Most people who try to adapt and “improve” practices like Holacracy or Scrum (or any other well-established practice) in their early stages don’t actually know what they’re doing. Over the years, I’ve seen many companies attempt this, but in almost all cases, it backfires (though there are few who admit to this). In most cases, the driving force behind these changes is the discomfort, awkwardness, and limitations felt in the early stages of practicing. It’s understandable that many people’s instinctive reaction is to retreat to their comfort zone. But in this case, what is needed is the right scaffolding and support to help people build the practice rather than changing the rules of the game.
Most experienced practitioners of Holacracy have had moments of doubt and skepticism about certain elements of the practice. Many of us have experienced times when things felt “meaningless.” Personally, I have questioned Holacracy on multiple occasions.

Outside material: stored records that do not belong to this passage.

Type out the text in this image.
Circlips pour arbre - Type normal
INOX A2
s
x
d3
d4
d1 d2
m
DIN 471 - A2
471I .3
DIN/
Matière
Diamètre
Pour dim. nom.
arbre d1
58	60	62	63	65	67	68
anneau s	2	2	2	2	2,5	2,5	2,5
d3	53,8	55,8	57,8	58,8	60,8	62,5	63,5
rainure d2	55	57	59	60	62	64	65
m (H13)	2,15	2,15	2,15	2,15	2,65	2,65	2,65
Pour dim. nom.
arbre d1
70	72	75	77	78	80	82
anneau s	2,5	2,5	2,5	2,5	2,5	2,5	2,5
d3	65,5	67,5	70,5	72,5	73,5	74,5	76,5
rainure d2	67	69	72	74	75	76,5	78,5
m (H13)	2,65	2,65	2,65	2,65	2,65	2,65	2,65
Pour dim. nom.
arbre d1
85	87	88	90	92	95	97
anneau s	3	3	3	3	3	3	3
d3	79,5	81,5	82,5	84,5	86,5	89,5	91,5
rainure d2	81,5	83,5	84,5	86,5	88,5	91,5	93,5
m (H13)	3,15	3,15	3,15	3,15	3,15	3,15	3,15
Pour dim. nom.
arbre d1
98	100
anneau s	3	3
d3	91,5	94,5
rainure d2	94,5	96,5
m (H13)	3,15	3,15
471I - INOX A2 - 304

However, upon closer examination and honest reflection, I have come to realize that these things do have meaning—I may just not appreciate them at this particular moment. In some cases, we have indeed discovered areas that need improvement or have witnessed successful experiments in companies with mature practices. This is a good point to transition to another aspect of this exploration.
The perspective that frameworks like Holacracy or Scrum always need to adapt to the specific needs of an organization implies a common misconception. Many complaints suggest that Holacracy is rigid and dogmatic. However, Holacracy is constantly self-adjusting! It’s just happening in a different way than people expect.
The constitution of Holacracy, which is the DNA of Holacracy, is constantly evolving. It is a developing version that is being improved and refined. But it is done within a sandbox, in a safe environment, and changes are mostly very small and always deeply considered, experimented with cautiously by an experienced community of practitioners. They should be, because what they are doing is the work of upgrading the DNA!
A commentator also pointed out that Laloux book “Reinventing Organizations” indicates that all the companies mentioned in the book have developed their own way of doing things. This is true, and upon closer observation, a seemingly contradictory situation emerges: they have a stable core and a high level of adaptability and responsiveness. It is this stable core that enables these organizations to thrive in highly dynamic environments. Yes, they do indeed try many things and conduct numerous experiments, but most importantly, they always have a very stable (rather than static) core, which changes very slowly.